Photonic optical accelerators: The future engine for the era of modern AI?
Maksim Makarenko,
Qizhou Wang,
Arturo Burguete-Lopez,
Andrea Fratalocchi
Affiliations
Maksim Makarenko
PRIMALIGHT, Faculty of Electrical Engineering; Applied Mathematics and Computational Science, King Abdullah University of Science and Technology, Thuwal 23955-6900, Saudi Arabia
Qizhou Wang
PRIMALIGHT, Faculty of Electrical Engineering; Applied Mathematics and Computational Science, King Abdullah University of Science and Technology, Thuwal 23955-6900, Saudi Arabia
Arturo Burguete-Lopez
PRIMALIGHT, Faculty of Electrical Engineering; Applied Mathematics and Computational Science, King Abdullah University of Science and Technology, Thuwal 23955-6900, Saudi Arabia
Andrea Fratalocchi
PRIMALIGHT, Faculty of Electrical Engineering; Applied Mathematics and Computational Science, King Abdullah University of Science and Technology, Thuwal 23955-6900, Saudi Arabia
Photonic accelerators for Artificial Intelligence (AI) are rapidly advancing, promising to provide revolutionary computational speed for modern AI architectures.

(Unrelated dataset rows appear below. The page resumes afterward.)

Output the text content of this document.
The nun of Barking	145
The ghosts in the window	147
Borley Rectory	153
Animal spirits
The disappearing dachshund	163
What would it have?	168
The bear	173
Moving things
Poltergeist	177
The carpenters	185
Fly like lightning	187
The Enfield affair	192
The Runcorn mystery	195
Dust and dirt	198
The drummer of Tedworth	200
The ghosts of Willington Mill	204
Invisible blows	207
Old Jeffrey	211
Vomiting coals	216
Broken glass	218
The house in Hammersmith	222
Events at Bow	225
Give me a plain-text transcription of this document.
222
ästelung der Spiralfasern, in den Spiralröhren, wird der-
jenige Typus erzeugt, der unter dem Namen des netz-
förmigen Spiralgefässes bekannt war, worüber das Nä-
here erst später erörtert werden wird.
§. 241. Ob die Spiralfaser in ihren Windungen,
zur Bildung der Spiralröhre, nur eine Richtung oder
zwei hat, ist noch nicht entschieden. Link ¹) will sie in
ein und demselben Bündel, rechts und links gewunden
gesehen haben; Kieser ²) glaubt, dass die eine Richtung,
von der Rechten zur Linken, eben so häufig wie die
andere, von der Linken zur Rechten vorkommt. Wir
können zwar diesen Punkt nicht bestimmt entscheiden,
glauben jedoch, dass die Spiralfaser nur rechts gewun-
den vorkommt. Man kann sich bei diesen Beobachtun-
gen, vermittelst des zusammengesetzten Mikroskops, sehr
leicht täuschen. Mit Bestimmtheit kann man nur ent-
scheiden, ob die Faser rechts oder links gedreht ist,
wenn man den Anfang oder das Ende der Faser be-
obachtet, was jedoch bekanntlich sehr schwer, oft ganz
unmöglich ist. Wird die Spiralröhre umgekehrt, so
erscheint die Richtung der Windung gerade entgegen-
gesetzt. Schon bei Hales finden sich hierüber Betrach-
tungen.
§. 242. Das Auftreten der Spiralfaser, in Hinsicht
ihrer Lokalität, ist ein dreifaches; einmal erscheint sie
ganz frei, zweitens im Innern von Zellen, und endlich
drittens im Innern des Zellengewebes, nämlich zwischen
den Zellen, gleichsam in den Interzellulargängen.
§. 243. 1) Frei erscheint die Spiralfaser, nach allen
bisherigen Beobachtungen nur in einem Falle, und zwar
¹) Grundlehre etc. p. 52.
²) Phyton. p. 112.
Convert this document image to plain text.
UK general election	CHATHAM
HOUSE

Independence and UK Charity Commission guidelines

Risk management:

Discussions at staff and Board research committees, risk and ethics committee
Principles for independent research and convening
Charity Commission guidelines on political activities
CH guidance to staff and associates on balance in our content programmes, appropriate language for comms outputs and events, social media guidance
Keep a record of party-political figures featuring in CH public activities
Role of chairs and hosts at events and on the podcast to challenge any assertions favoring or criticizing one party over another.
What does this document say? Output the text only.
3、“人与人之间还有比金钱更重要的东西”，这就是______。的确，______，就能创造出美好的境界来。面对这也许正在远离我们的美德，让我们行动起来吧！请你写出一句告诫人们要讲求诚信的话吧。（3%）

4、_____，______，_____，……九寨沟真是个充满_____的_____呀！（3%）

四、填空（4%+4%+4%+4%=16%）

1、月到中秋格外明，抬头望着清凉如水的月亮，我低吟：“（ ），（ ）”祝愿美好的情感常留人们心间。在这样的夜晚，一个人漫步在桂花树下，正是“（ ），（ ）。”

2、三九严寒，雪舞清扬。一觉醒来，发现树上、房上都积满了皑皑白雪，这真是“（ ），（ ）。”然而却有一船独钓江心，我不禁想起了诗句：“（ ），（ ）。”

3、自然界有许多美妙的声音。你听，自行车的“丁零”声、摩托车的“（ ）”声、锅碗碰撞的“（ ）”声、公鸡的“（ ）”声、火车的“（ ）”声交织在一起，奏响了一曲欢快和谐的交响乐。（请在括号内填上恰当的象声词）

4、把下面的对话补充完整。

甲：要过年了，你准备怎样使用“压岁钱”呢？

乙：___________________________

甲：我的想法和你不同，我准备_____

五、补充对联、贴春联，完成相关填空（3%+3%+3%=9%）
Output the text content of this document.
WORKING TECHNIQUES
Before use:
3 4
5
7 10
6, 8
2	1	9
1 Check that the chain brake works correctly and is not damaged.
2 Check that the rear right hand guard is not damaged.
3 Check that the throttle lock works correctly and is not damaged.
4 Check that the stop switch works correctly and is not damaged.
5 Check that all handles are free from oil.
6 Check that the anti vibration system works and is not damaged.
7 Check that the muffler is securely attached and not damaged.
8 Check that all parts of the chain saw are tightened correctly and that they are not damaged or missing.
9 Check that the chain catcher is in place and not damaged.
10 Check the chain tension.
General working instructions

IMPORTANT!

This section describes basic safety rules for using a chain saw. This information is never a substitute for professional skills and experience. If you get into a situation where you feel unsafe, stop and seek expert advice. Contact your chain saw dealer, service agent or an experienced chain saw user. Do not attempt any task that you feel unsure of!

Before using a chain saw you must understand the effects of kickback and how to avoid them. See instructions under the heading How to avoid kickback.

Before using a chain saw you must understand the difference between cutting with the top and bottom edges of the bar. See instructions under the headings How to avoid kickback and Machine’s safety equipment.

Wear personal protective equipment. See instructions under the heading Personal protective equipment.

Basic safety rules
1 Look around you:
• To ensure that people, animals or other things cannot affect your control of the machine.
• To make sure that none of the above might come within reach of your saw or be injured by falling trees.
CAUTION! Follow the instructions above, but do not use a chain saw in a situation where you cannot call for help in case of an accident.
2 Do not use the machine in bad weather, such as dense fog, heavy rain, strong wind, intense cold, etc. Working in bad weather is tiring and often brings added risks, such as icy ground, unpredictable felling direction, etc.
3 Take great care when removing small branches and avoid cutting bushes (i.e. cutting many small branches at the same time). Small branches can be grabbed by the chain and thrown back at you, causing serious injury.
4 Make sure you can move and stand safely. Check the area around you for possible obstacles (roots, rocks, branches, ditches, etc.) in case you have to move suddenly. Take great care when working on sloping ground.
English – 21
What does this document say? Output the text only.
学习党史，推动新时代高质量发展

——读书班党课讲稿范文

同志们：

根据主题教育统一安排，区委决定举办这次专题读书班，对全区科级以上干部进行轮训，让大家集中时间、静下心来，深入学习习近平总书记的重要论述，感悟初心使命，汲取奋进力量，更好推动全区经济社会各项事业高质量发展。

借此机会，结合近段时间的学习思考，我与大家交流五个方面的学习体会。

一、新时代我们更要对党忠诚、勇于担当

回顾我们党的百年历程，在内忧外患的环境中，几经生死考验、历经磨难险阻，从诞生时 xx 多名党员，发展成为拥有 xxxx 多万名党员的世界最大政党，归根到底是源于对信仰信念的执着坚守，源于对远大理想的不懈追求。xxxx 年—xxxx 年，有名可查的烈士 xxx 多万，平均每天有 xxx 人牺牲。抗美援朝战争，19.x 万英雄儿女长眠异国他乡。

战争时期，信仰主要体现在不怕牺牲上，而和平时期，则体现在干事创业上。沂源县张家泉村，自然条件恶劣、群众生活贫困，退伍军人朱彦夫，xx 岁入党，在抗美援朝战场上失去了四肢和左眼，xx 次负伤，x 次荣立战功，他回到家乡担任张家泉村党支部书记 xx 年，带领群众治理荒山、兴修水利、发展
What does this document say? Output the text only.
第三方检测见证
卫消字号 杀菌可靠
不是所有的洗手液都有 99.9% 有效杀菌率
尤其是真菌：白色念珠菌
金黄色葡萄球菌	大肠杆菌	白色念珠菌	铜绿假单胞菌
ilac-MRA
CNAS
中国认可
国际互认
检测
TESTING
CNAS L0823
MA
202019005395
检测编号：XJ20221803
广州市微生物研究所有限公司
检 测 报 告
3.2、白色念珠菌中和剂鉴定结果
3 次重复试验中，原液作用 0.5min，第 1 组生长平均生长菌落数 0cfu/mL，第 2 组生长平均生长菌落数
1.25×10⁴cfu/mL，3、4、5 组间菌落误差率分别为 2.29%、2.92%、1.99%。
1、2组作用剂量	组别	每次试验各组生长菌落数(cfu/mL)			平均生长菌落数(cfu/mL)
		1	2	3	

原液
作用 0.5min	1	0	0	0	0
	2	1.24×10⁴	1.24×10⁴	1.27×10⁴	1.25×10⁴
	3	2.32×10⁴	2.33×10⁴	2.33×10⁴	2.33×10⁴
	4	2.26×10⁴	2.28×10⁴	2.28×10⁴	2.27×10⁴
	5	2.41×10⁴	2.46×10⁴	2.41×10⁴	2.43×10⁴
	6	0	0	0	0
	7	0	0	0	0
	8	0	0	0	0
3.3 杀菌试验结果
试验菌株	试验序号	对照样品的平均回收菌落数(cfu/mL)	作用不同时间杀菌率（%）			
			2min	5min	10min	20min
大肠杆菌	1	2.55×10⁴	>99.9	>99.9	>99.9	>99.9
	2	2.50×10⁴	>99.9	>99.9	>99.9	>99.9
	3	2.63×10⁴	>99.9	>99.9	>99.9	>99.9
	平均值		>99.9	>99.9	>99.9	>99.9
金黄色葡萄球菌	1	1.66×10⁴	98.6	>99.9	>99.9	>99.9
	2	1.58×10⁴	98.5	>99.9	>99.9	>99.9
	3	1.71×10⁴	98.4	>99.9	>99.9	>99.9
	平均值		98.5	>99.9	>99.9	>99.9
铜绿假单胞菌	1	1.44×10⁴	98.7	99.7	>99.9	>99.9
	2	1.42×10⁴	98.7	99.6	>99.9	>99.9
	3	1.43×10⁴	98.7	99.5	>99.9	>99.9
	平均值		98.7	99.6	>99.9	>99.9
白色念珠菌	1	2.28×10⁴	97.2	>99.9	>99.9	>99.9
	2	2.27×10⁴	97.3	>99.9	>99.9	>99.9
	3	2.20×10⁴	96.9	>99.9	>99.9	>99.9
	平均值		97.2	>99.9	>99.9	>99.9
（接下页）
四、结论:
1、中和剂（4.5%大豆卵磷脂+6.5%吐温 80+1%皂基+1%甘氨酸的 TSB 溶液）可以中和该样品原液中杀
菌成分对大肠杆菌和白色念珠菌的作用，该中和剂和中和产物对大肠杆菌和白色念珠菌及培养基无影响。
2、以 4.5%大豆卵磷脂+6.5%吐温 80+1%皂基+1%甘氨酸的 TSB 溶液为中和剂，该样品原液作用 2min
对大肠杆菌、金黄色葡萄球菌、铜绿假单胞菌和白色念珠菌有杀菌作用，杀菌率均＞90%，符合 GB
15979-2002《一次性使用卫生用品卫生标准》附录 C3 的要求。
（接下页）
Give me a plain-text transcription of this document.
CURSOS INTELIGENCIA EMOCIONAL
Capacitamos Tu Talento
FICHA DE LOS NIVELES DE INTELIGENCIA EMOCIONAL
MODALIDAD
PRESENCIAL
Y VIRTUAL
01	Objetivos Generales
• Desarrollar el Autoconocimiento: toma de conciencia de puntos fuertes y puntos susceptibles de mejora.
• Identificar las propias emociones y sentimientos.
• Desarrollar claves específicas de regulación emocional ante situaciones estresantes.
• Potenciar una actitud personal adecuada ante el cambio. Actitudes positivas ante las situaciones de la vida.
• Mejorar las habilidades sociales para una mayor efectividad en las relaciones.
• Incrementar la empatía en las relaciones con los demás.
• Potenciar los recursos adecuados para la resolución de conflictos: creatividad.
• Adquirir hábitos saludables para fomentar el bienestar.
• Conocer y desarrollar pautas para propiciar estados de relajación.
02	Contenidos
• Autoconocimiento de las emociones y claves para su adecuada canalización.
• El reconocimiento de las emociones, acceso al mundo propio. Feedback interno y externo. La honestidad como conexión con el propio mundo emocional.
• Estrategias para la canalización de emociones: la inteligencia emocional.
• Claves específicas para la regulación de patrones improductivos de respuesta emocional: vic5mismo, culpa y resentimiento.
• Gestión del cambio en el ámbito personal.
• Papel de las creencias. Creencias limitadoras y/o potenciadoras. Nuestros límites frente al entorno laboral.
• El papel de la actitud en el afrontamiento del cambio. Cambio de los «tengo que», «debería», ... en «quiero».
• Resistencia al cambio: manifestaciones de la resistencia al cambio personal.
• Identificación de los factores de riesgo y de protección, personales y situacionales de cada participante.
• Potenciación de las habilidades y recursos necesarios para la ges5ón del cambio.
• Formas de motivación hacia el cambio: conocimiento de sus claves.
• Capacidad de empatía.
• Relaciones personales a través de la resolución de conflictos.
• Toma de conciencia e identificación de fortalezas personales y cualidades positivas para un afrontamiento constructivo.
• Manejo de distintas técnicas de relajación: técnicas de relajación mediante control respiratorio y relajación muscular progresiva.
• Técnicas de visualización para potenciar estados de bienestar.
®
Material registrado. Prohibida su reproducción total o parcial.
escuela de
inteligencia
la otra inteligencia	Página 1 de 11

By leveraging photons with a bandwidth higher than 100 THz, photonic accelerators tackle the computational demands of AI tasks that GHz electronics alone cannot meet. Photonics accelerators integrate circuitry for matrix–vector operators and ultra-fast feature extractors, enabling energy-efficient and parallel computations that prove crucial for the training and inference of AI models in various applications, including classification, segmentation, and feature extraction. This Perspective discusses modern challenges and opportunities that optical computations open in AI for research and industry.